I thought it would be fun to ask. So yesterday Megan and I did just that. Of the 70 customers we remembered to survey, just under half live in the same postcode area as the shop (SW12), so at most about a ten-minute walk away. A further quarter live in SW17, which stretches down to Tooting Bec and Tooting Broadway, but would mean for most not much more than a mile’s walk. A handful each came from Streatham or Brixton Hill. Then came the outliers: one each from Edgware, Shepherd’s Bush, Tunbridge Wells, Farnham…and, erm, Australia, which is probably a bit more of a trek.

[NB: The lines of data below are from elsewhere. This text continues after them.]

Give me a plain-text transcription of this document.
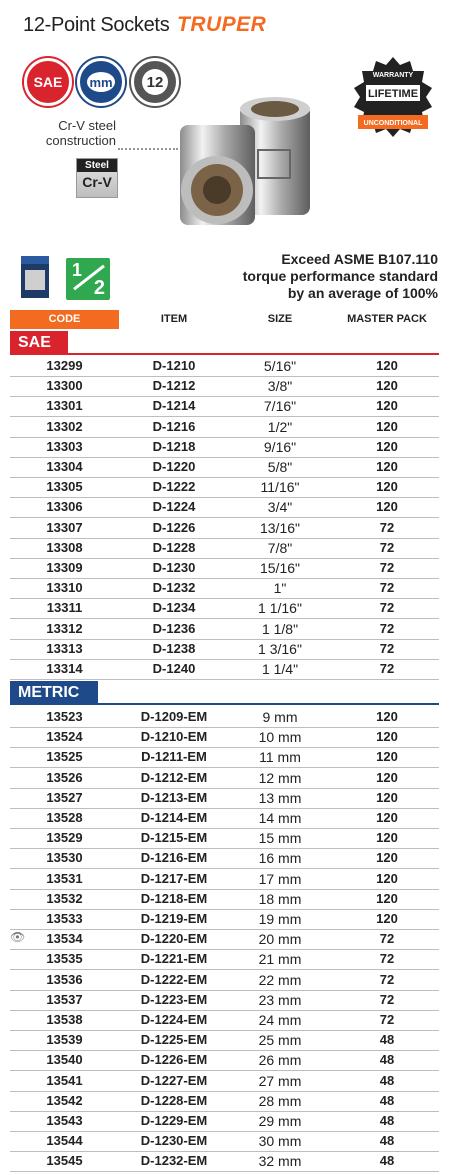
12-Point Sockets TRUPER
SAE mm	12	WARRANTY
LIFETIME
UNCONDITIONAL
Cr-V steel
construction
Steel
Cr-V
1
2
Exceed ASME B107.110
torque performance standard
by an average of 100%
CODE	ITEM	SIZE	MASTER PACK
SAE
13299	D-1210	5/16"	120
13300	D-1212	3/8"	120
13301	D-1214	7/16"	120
13302	D-1216	1/2"	120
13303	D-1218	9/16"	120
13304	D-1220	5/8"	120
13305	D-1222	11/16"	120
13306	D-1224	3/4"	120
13307	D-1226	13/16"	72
13308	D-1228	7/8"	72
13309	D-1230	15/16"	72
13310	D-1232	1"	72
13311	D-1234	1 1/16"	72
13312	D-1236	1 1/8"	72
13313	D-1238	1 3/16"	72
13314	D-1240	1 1/4"	72
METRIC
13523	D-1209-EM	9 mm	120
13524	D-1210-EM	10 mm	120
13525	D-1211-EM	11 mm	120
13526	D-1212-EM	12 mm	120
13527	D-1213-EM	13 mm	120
13528	D-1214-EM	14 mm	120
13529	D-1215-EM	15 mm	120
13530	D-1216-EM	16 mm	120
13531	D-1217-EM	17 mm	120
13532	D-1218-EM	18 mm	120
13533	D-1219-EM	19 mm	120
13534	D-1220-EM	20 mm	72
13535	D-1221-EM	21 mm	72
13536	D-1222-EM	22 mm	72
13537	D-1223-EM	23 mm	72
13538	D-1224-EM	24 mm	72
13539	D-1225-EM	25 mm	48
13540	D-1226-EM	26 mm	48
13541	D-1227-EM	27 mm	48
13542	D-1228-EM	28 mm	48
13543	D-1229-EM	29 mm	48
13544	D-1230-EM	30 mm	48
13545	D-1232-EM	32 mm	48
👁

I took three things from this experiment. First, the truth of the old cliché that London is a collection of villages. Tourists might make the centre of town a different matter, but on the outskirts, we really don’t stray far from our neighbourhoods. Where were the people popping over from Battersea or Wandsworth, a short hop by the standards of anywhere other than London? (I thought it was important for the shop to be near a tube station. Perhaps I needn’t have worried.)
Second, I thought it was interesting that though people seem to go east, west and north, they don’t appear to come south. Only two people came from the main Clapham postcode (SW4), even though this is the very pleasant stroll across the common to the shop that I do every day.